Nor do we think the expenses of acquiring and maintaining a yacht were "ordinary" expenses of petitioner's professions. Certainly in the common usage of the word it is not "ordinary" or usual for a lawyer or accountant to maintain a yacht for the promotion of his business. It is extremely doubtful, from a business standpoint, that the remotely possible future income that might be produced by this means would justify the expenditure. In fact, promotional and advertising expenses of any kind do not ordinarily appear in the profit and loss statements of either lawyers or accountants.

We recognize, as petitioner urges, that the business success of a lawyer or an accountant rests upon the clients who may seek his professional services. We recognize moreover that these clients often come from the contacts—business, social, personal, or political — which a professional person, for whatever purpose and by whatever means, may develop or cultivate. Petitioner further requests that we recognize the fact, which we do, that generally a professional person should broaden his contacts in the interests of his practice, although the efforts may be long in producing tangible results. But were we to recognize that expenditures for normally personal pursuits become deductible business expenses simply because they afford contacts with possible future clients without showing a more direct relationship to the production of business income, it is evident that most all club dues and similar expenditures, for example, as well as the expense of appearing at the right place at the right time with the right people, could be claimed as ordinary and necessary business expense. Such would be an unwarranted extension of the scope of the deduction provision here involved. As we said in Louis Boehm, supra at 1109:

We do not think the burden of proof is met by the petitioner's argument that in general, membership in social, political, and fraternal organizations is helpful in obtaining clients through contacts made thereby * * *

The record does not convince us that the operation of petitioner's boat in 1954 was not for primarily personal ends, and that it was proximately related, and was ordinary and necessary, to petitioner's business. Petitioner argues that his points should be self-evident to any professional person. But it is not from a lack of appreciation of the economic realities of professional practice that we hold that nothing within the scope of judicial notice can compensate for the infirmities in petitioner's proof. Welch v. Helvering, supra.
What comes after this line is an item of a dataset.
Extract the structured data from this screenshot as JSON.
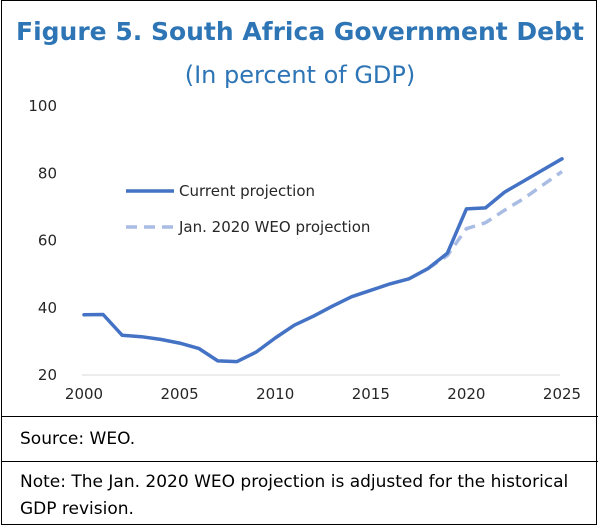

On the contrary, we cannot conceive how petitioner's "promotional" efforts in the manner which he has outlined were so closely related to the conduct of petitioner's business or business benefits expected as to have been "appropriate, helpful, usual, or necessary," see Louis Boehm, supra; or how such efforts "would enhance either his skill, usefulness, or reputation as a lawyer" or as an accountant. See Long v. Commissioner, 277 F.2d 239 (C.A. 8, 1960), affirming Chas. D. Long, supra. The conclusion that the expenditures here involved were primarily related to petitioner's pleasure and only incidentally related to his business seems inescapable.

We conclude that the yacht expenses here involved are not deductible as ordinary and necessary expenses of carrying on petitioner's trade or business in the taxable year 1954.

Decision will be entered for the respondent.



(a) IN GENERAL. — There shall be allowed as a deduction all the ordinary and necessary expenses paid or incurred during the taxable year in carrying on any trade or business * * *


Except as otherwise expressly provided in this chapter, no deduction shall be allowed for personal, living, or family expenses.

3. In passing, two further points are to be noted. First, petitioner strongly denies that he violated the letter or the spirit of any provisions governing the ethics of either of his professions. Secondly, we do not reach this point of argument, and our holding herein is not in any way grounded upon a finding that petitioner's methods of promotion did or did not violate professional ethics.
4. It is not clear whether these clients and the fees paid by them are attributable to petitioner's individual practices or to his partnerships.